Each night on the news, and in all the daily newspapers, we hear of things like runaway cars, massive vehicle recalls, coal mine collapses, exploding oil rigs, natural gas pipe line explosions, serious safety problems with prescription and over-the-counter drugs, financial institutions in trouble, and the list goes on. It has become a common occurrence to have the news dominated by the latest example of corporate misconduct. Each saga follows a similar pattern: a tragedy occurs, followed by apologies tempered by denials and claims of innocence, and evidence that profits were intentionally put ahead of the safety and well-being of the American people. This sort of thing has become so common that we almost know the script by heart.

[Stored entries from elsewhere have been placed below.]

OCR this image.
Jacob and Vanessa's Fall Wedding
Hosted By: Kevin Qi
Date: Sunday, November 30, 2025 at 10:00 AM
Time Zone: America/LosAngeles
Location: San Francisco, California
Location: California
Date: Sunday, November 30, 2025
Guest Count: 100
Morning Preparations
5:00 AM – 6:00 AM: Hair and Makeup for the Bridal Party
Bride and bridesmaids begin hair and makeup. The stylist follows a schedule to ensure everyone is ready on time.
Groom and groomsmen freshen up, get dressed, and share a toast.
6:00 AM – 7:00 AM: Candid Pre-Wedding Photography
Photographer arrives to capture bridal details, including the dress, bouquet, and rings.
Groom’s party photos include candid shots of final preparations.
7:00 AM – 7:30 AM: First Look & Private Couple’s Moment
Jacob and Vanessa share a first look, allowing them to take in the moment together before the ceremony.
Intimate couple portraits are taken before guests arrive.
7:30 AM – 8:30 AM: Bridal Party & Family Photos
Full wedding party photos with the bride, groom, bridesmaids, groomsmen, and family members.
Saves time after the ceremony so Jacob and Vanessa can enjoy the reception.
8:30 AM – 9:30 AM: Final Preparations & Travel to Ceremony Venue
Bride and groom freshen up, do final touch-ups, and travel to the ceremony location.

The public is now beginning to see how federal agencies lack the resources to adequately protect and safeguard the American people. Folks have finally come to realize that powerful corporate lobbyists control Congress and that’s not good for ordinary folks and really not good for businesses. Large corporations brag about the millions of dollars saved by limiting their recalls and they ignore industry guidelines in spite of the need for consumer safety. Millions are spent on public relations efforts to make bad conduct look and sound good. A case in point is BP’s handling of the ongoing crisis in the Gulf of Mexico.
Americans are entitled to safe products, fewer preventable injuries and a restoration of checks and balances that give people a fair chance to obtain justice when a corporation is guilty of wrongdoing. Unfortunately, it’s only after tragic accidents that our government closely analyzes the agencies and systems that failed. It is only then that emphasis is put on taking the necessary steps to correct things. There is only one institution that consistently protects consumers and holds wrongdoers accountable and that’s the American civil justice system. This system has constantly been under attack with the so-called “tort-reformers” focusing on “trial lawyers” and a system they claim is “broken.” They know that the victims of corporate wrongdoing and abuse can’t be attacked, so they do the obvious – they attack the lawyers who represent them, and attack the jury system.
There is no shortage of examples of corporations letting profits override safety and basic consumer protections. The marketing arms of the companies continue to run over sound safety engineering judgment. You can list corporation after corporation that have committed massive wrongs and tried their best to get away with it. Large corporations like BP, Toyota and Massey Energy put lives at risk, expecting no real consequences. They attempt to evade accountability for their actions. Yet once the scandals of these corporations fade away, it will be telling to see whether some lawmakers continue with their fixation on “tort reform” — or hand out immunity to the very same corporations responsible for injuring and killing consumers in the first place.
The barons of Corporate America, and their hired guns at the U.S. Chamber of Commerce, have dedicated millions of dollars to demonize trial lawyers. Yet each corporate scandal and dangerous product show that when the first lines of defense fail to protect the safety of consumers, that leaves only the civil justice system to hold corporate wrongdoers accountable and restore justice. At the end of the day, it is trial lawyers — not the big corporations that put profits ahead of safety — who speak for ordinary citizens and seek justice for victims of corporate wrongdoing and abuse.
Meanwhile, the tort system is now, and always has been, a vehicle for effecting change, enhancing safety, and holding wrongdoers accountable. The next time cries of “tort reform” ring out from the usual suspects, remind those hired-guns about BP, Toyota, Wall Street, Enron, Massey Energy and the legions of corporate wrongdoers. Americans should think twice before they let Congress and state legislative bodies continue to shield corporate profits at the expense of their own safety and well-being.